Sacred Moments

It was the middle of the day.  There were four of us.  A woman, her husband, their doula, and a baby ready to be born.  The light was muted by curtains.  She had carefully created this birthing room in her home.

It was an ordinary weekday.  The neighborhood went about its business.  The postman delivered the mail.  In the distance, someone cut the grass.  The school bus picked up and dropped off children.

But inside the birthing room, something transcendent was happening.

Inside the birthing room, there was silence.  For an hour, complete silence as the woman worked with her waves.  The only sound was water.  Each time a wave began, I slowly poured water from a pitcher down her back.  And in the background, water flowed from a fountain she had placed in the room.

I didn’t dare speak.  The space was heavy with the sacred.

This is what the Lord says—he who made you, who formed you in the womb, and will help you:  Do not be afraid…

for I will pour out water on the thirsty land…

I will pour out my Spirit on your offspring and my blessing on your descendants. 

They will spring up like grass in a meadow, like poplar trees by flowing streams.

(Isaiah 44:2-4)

Even the sparrow has found a home, and the swallow a nest for herself,

where she may have her young—a place near your altar. 

(Psalm 84:3)

This is what the Lord says—he who created you…he who formed you…

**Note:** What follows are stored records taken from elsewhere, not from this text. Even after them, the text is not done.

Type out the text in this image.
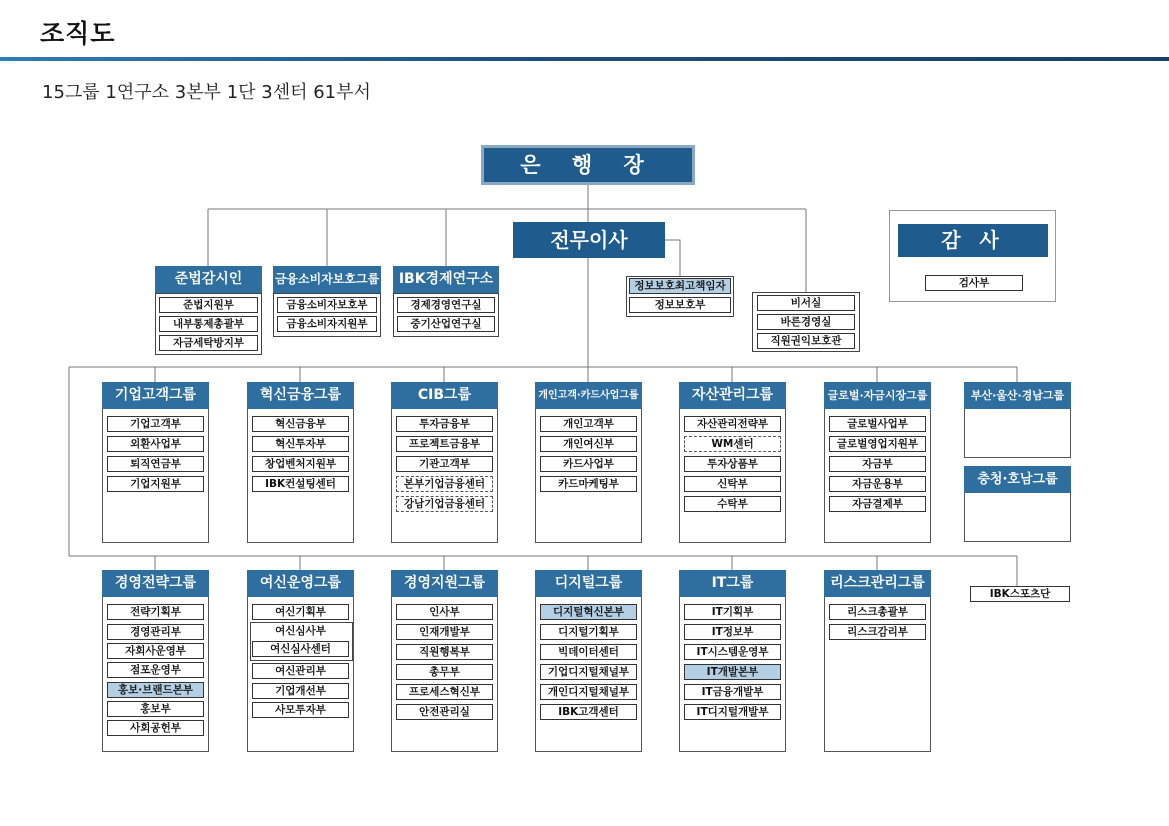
조직도
15그룹 1연구소 3본부 1단 3센터 61부서
은 행 장
전무이사	감 사
검사부
준법감시인
준법지원부
내부통제총괄부
자금세탁방지부
금융소비자보호그룹
금융소비자보호부
금융소비자지원부
IBK경제연구소
경제경영연구실
중기산업연구실
정보보호최고책임자
정보보호부	비서실
바른경영실
직원권익보호관
기업고객그룹
기업고객부
외환사업부
퇴직연금부
기업지원부
혁신금융그룹
혁신금융부
혁신투자부
창업벤처지원부
IBK컨설팅센터
CIB그룹
투자금융부
프로젝트금융부
기관고객부
본부기업금융센터
강남기업금융센터
개인고객·카드사업그룹
개인고객부
개인여신부
카드사업부
카드마케팅부
자산관리그룹
자산관리전략부
WM센터
투자상품부
신탁부
수탁부
글로벌·자금시장그룹
글로벌사업부
글로벌영업지원부
자금부
자금운용부
자금결제부
부산·울산·경남그룹
충청·호남그룹
경영전략그룹
전략기획부
경영관리부
자회사운영부
점포운영부
홍보·브랜드본부
홍보부
사회공헌부
여신운영그룹
여신기획부
여신심사부
여신심사센터
여신관리부
기업개선부
사모투자부
경영지원그룹
인사부
인재개발부
직원행복부
총무부
프로세스혁신부
안전관리실
디지털그룹
디지털혁신본부
디지털기획부
빅데이터센터
기업디지털채널부
개인디지털채널부
IBK고객센터
IT그룹
IT기획부
IT정보부
IT시스템운영부
IT개발본부
IT금융개발부
IT디지털개발부
리스크관리그룹
리스크총괄부
리스크감리부
IBK스포츠단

“Fear not, for I have redeemed you by name; you are mine. 

When you pass through the waters, I will be with you;

and when you pass through the rivers, they will not sweep over you…

Since you are precious and honored in my sight, and because I love you.” 

(Isaiah 43:1-4)

I glimpse the sacred at all births I attend.  I feel near to the altar.  Like a priestess serving the woman; but ultimately the Author of this new life.  It is a meeting of worlds–the spiritual and physical.  Soon after, the midwife and her apprentice arrived.  The baby was born.  And the world carried on, though forever changed by a new life.

As birth servants, may we ever tread carefully in these birthing rooms.  These altars.